[go: up one dir, main page]
More Web Proxy on the site http://driver.im/


Playoff Probabilities and Season Simulator


By running a simulation of the rest of the NHL season 100,000 times we can create precise probabilities of the outcome of the season for each team. Each game is simulated using the probabilities from the pre-game prediction model discussed below. For games further into the future, the model scores are regressed to the mean to account for uncertainty.



Pre-Game Prediction Model


The win prediction model was originally built on regular and post-season NHL games from the 2007-2008 season to the 2014-2015 season and has been updated on data through 2022. The model predicts the home's team chance of winning the game. Games that went to overtime were not used to build the model. Also, each team's first 20 games of each season are not used. Both logistic regression and gradient boosting were used to build components of the model. The previous version of the model used only logistic regression. The Power Rankings on MoneyPuck.com are solely driven off of the win prediction model.

The data used to predict each game includes each team's performance of a range of statistics in the season up until the date of the given game. Older games are given less weighting for the statistic. The weighting each game is given is linear. For example, when predicting the result of a team's 41st game of the season, the team's 40th game is given twice the weight as a team's 20th game.
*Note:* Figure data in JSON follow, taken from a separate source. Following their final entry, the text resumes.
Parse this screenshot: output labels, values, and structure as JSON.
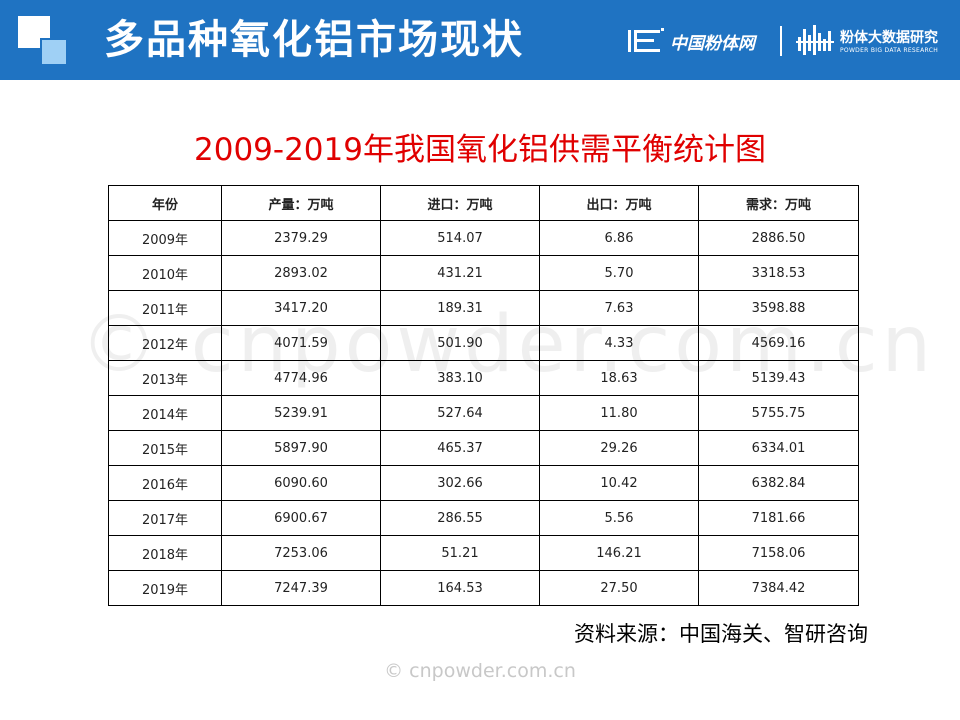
{
  "header": {
    "title": "多品种氧化铝市场现状",
    "brand_primary": "中国粉体网",
    "brand_secondary_cn": "粉体大数据研究",
    "brand_secondary_en": "POWDER BIG DATA RESEARCH",
    "bg_color": "#1f73c2"
  },
  "subtitle": "2009-2019年我国氧化铝供需平衡统计图",
  "table": {
    "headers": [
      "年份",
      "产量：万吨",
      "进口：万吨",
      "出口：万吨",
      "需求：万吨"
    ],
    "rows": [
      [
        "2009年",
        "2379.29",
        "514.07",
        "6.86",
        "2886.50"
      ],
      [
        "2010年",
        "2893.02",
        "431.21",
        "5.70",
        "3318.53"
      ],
      [
        "2011年",
        "3417.20",
        "189.31",
        "7.63",
        "3598.88"
      ],
      [
        "2012年",
        "4071.59",
        "501.90",
        "4.33",
        "4569.16"
      ],
      [
        "2013年",
        "4774.96",
        "383.10",
        "18.63",
        "5139.43"
      ],
      [
        "2014年",
        "5239.91",
        "527.64",
        "11.80",
        "5755.75"
      ],
      [
        "2015年",
        "5897.90",
        "465.37",
        "29.26",
        "6334.01"
      ],
      [
        "2016年",
        "6090.60",
        "302.66",
        "10.42",
        "6382.84"
      ],
      [
        "2017年",
        "6900.67",
        "286.55",
        "5.56",
        "7181.66"
      ],
      [
        "2018年",
        "7253.06",
        "51.21",
        "146.21",
        "7158.06"
      ],
      [
        "2019年",
        "7247.39",
        "164.53",
        "27.50",
        "7384.42"
      ]
    ]
  },
  "watermark": "© cnpowder.com.cn",
  "source": "资料来源：中国海关、智研咨询",
  "footer_watermark": "© cnpowder.com.cn"
}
Several game weighting techniques were tested as part of building the model, from weighting each game equally to weighting recent games exponentially more. Also, using just the last 20 or 30 games data was evaluated in combination with each one of these methods. Ultimately, using full season to date data with a linear decay of game importance showed to have the most predictive power.

There are three main components of the win predictions model: the Home submodel, the Away submodel, and the Meta model:

The Home submodel uses only statistics describing the home team and predicts the likelihood the home team will win the game.

The Away submodel similarly uses only statistics describing the away team and predicts the likelihood the away team will win the game.

The Meta Model combines the Home submodel, Away model, home ice advantage, and each team's days of rest into one overall score.

Also, we use a simple 'Tie Game' model, which predicts the probability the game will go to overtime. This model is simply a function of the meta model score. The default Tie Game model score is 25%. For every 1% probability the Meta Model is away from a 50/50 odds game, the chance of the game going to OT goes down by 0.2%. For example, a game with 55/45 odds is given a 24% chance of going to OT. If a game goes to OT, we give each team equal odds of winning the game, whether in regular OT or a shootout.

The home team's overall odds of winning the game are then calculated as follows:

Home Team chances of winning In regulation = (1 - [Tie Game Model Score]) * [Meta Model Score]
Home Team chances of winning in OT = [Tie Game Model Score] * 50%
Home Team chances of winning = Chance of winning in regulation + chance of winning in OT

Variables In Both the Home and Away Team Models:

Expected goals from non-rebound shots (Even Strength Adjusted) - Each shot the team has taken at even strength is given a probability that it will be a goal. This variable is the sum of all the team's shot probabilities divided by the sum of all shot probabilities against them. Unlike corsi or fenwick, this variable factors in shot quality. This variable is the most influential variable in the model. Rebound shots were excluded since they were shown to be less predictive of future wins than just counting non-rebound shots. This is likely due to a higher degree of luck in getting rebounds than other shots, and thus less repeatability.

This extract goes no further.